Part 3: Writing and Formatting
Scrivener is the place where the early versions of my manuscript are built. Scrivener imports OPML files from Tinderbox or OmniOutliner—each bullet of the outline gets its own content field. I do the majority of my early writing in Scrivener, attacking whatever section I feel like writing at the time. I use the Magic Citations of Papers 3 to insert my references as I write. Once I get words down on the screen, I often find myself tweaking the outline in Scrivener. This early phase, when I’m writing on the go, is when I yearn for the iPad version of Scrivener. Until that’s available, I’ll continue to use Scrivener’s synchronization with SimpleNote when I plan to write on my iPad.

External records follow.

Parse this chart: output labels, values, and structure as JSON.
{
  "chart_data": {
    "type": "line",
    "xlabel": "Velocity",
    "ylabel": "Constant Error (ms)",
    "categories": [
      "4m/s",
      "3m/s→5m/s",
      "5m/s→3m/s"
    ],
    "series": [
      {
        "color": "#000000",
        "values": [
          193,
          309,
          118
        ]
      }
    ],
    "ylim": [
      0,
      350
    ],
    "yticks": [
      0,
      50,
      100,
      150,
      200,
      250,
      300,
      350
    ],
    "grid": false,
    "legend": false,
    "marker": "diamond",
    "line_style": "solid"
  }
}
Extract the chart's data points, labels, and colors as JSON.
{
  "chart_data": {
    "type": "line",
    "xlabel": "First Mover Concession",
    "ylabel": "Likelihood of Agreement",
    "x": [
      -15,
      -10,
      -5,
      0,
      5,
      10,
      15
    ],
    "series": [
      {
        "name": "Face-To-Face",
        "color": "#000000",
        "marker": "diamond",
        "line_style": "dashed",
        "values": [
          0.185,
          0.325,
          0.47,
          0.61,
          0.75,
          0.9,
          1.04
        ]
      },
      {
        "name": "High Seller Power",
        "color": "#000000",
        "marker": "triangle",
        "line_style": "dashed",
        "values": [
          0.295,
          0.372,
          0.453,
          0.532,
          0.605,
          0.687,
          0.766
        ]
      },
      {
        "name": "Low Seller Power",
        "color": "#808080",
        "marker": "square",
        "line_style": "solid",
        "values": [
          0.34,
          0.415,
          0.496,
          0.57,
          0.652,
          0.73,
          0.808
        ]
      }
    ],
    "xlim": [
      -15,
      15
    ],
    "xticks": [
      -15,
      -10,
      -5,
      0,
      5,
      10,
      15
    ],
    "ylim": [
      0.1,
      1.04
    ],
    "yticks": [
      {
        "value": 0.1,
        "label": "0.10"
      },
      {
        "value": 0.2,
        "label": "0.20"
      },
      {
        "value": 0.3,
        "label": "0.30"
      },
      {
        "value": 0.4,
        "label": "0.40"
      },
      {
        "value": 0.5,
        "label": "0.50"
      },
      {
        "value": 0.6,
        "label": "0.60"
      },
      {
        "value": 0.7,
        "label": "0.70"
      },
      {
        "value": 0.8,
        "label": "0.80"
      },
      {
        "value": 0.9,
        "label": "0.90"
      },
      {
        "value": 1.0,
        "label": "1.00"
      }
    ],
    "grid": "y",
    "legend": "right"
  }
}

When I’ve completed all the sections in my Scrivener outline, I’ll export everything I’ve written to Ulysses. I use Ulysses to edit and rewrite (in Markdown) until I think the work is ready for submission. As I’m importing and editing my paper in Ulysses, I make sure to have the document type set to Markdown (not MarkdownXL). MarkdownXL uses the curly brackets as an internal mark for annotations. If I use MarkdownXL in Ulysses, all of my Papers citations are formatted as footnotes—very annoying.
Word or Pages
I write and edit for several rounds in Ulysses. Ulysses for iPad makes this process more seamless and enjoyable. Unfortunately, when I’m done writing, I cannot format my bibliography in Ulysses. I have to export my file to Word or Pages. That’s okay though, I still have to format my paper. I use an old version of Pages (the new version of Pages still doesn’t allow bibliography formatting). Microsoft Word also works. To do this, I highlight all my text and from the Ulysses Edit Menu I select Copy as RTF (Word), then paste it in the word processing application. After my bibliography is formatted, I format the rest of the paper.
Finally, as the final check of my writing, I use a KM script to read back the text to me. I often find errors, even in this late phase of writing. Finally, I double check everything conforms to required format of the journal (or funding agency) and hit submit.
And there you have it: my writing workflow. As with most of my workflows it is continuously subject to improvement. For the time being this workflow has streamlined my writing. I hope it works for you too.